All better now. It’s a Christmas miracle, the plunge erased by market closure as if FDR had just been re-elected and taken the oath. The Dow is on everyone’s mind, so trading on December 26 has understandably stuck.

Stocks posted their best day in nearly a decade on Wednesday, with the Dow Jones Industrial Average notching its largest one-day point gain in history. Rallies in retail and energy shares led the gains, as Wall Street recovered the steep losses suffered in the previous session.

The sigh of relief is palpable all across the world. The BIS called the steep, worrisome liquidations up to now Yet More Bumps On The Path To Normal, and the rallies especially in stocks and oil have served to confirm the thesis. Just some minor, dare I say transitory discomfort on the road to paradise.

Is it though?

We have been watching eurodollar futures, well, forever but with even greater purpose and intent since mid-June. There is little the eurodollar curve won’t spill information about, and its inversion around then was a huge warning that whatever shook the global money network on May 29 was indeed nothing to just ignore.

Money curves are supposed to be upward sloping reflecting the risks of a healthy environment, including economic opportunity. For it to be distorted to the point of being upside down, that’s big. People have a hard time interpreting regular curves, so unhealthy ones are much more a mystery (thanks to Economics).

The specific contracts displaying eurodollar’s version of oil contango were those out several years, the 2020’s to 2021’s. For a time, the inversion extended into 2022. For the few who noticed, this didn’t seem too much to be concerned about; a far distant probability of some nonspecific hedging case. Surely the world can be fixed given two or three years.

That inversion has largely disappeared in December 2018. Another sign that things are getting better?

Nope. This is bad folks, right up there with the WTI shifting back into contango as far as warnings go. The eurodollar curve inversion hasn’t disappeared, it has now moved up.

What I wrote back in July showed up this month:

Yes, it is this “bad scenario” that is causing futures investors to increasingly hedge against it. For now, they are doing so in the 2020-22 contracts, but that doesn’t mean they necessarily expect those years to be exactly when all this happens. The curve shape is not meant to be taken literally.

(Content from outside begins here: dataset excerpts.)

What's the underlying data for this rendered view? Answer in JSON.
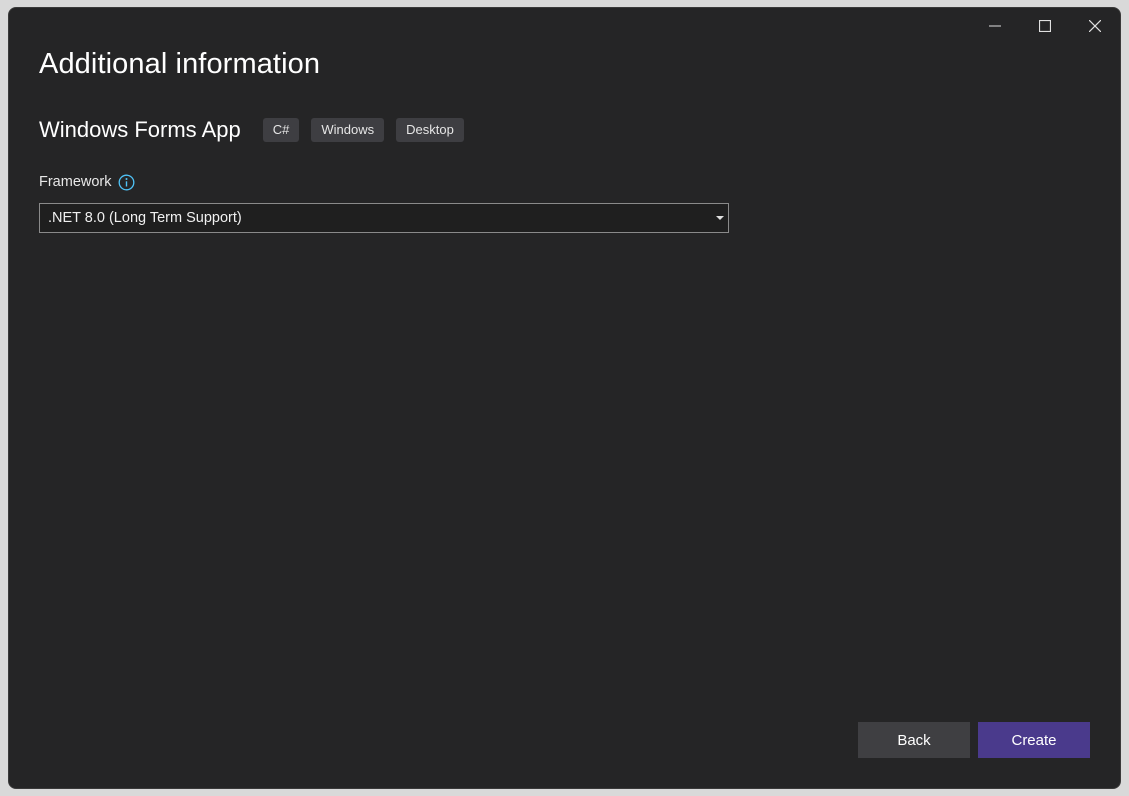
{
  "window": {
    "caption": {
      "minimize_icon": "minimize-icon",
      "maximize_icon": "maximize-icon",
      "close_icon": "close-icon"
    }
  },
  "header": {
    "title": "Additional information"
  },
  "template": {
    "name": "Windows Forms App",
    "tags": [
      "C#",
      "Windows",
      "Desktop"
    ]
  },
  "framework": {
    "label": "Framework",
    "info_icon": "info-icon",
    "selected": ".NET 8.0 (Long Term Support)"
  },
  "footer": {
    "back_label": "Back",
    "create_label": "Create"
  },
  "colors": {
    "window_bg": "#252526",
    "tag_bg": "#3e3e42",
    "primary_button": "#4a3a8c",
    "secondary_button": "#3f3f42",
    "info_accent": "#4fc3f7"
  }
}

Participants are growing concerned about a future problem that they feel requires some increasing level of protection, and it may just be those contracts are where this protection is most available at the market-clearing price. At just a few bps of inversion, what should be noted here is some future “bad scenario” whose outlines don’t yet show up on this side of the horizon. What’s going on with inflation hysteria and Jerome Powell’s intractable viewpoint only muddies that horizon.

If things continue on as they are, including yield curve flattening all over the world, it may be that the June 2020’s get bid so that they eventually invert with respect to the 2019’s

That’s just what has happened, in a big way.

The same week that the CFTC COT records a massive spike in open interest for UST futures the eurodollar curve inversion moves to the visible side of the time horizon. Investors in perhaps the most important market in the world are no longer preparing for some non-specific distant “bad scenario” they are increasingly preparing for specific dangers now within sight.

As noted earlier this week, we’ve surely progressed from uncertainty (2020-21 inversion) into fear (2019-20 inversion, and deep at that). This curve contortion is the biggest warning yet in a month filled only with big ones.

This isn’t about the Fed at least so far as what its officials are intending to accomplish. The market has moved way past a “Fed pause” and into a full-on Fed reverse. Ask yourself, what would force Jay Powell to shift from his current stance of an unshakably “strong” economy and labor market to the exact opposite place, lowering interest rates in a desperate and futile bid for stimulus?

What happened to Bernanke between March 2007 when subprime was contained and September 2007 when the FOMC voted its first cut proving it wasn’t? 

I’m not at all claiming that the situations are exactly the same; they aren’t. This won’t be about mortgages, for one. The scenarios are different, too, when considering economic circumstances; up to 2007, there had been some actual economic growth in the world; for a long time before 2018 there hasn’t. The specific challenges will be different and ultimately that’s what the shifting inversion really means.

The global economy is very likely about to be seriously challenged.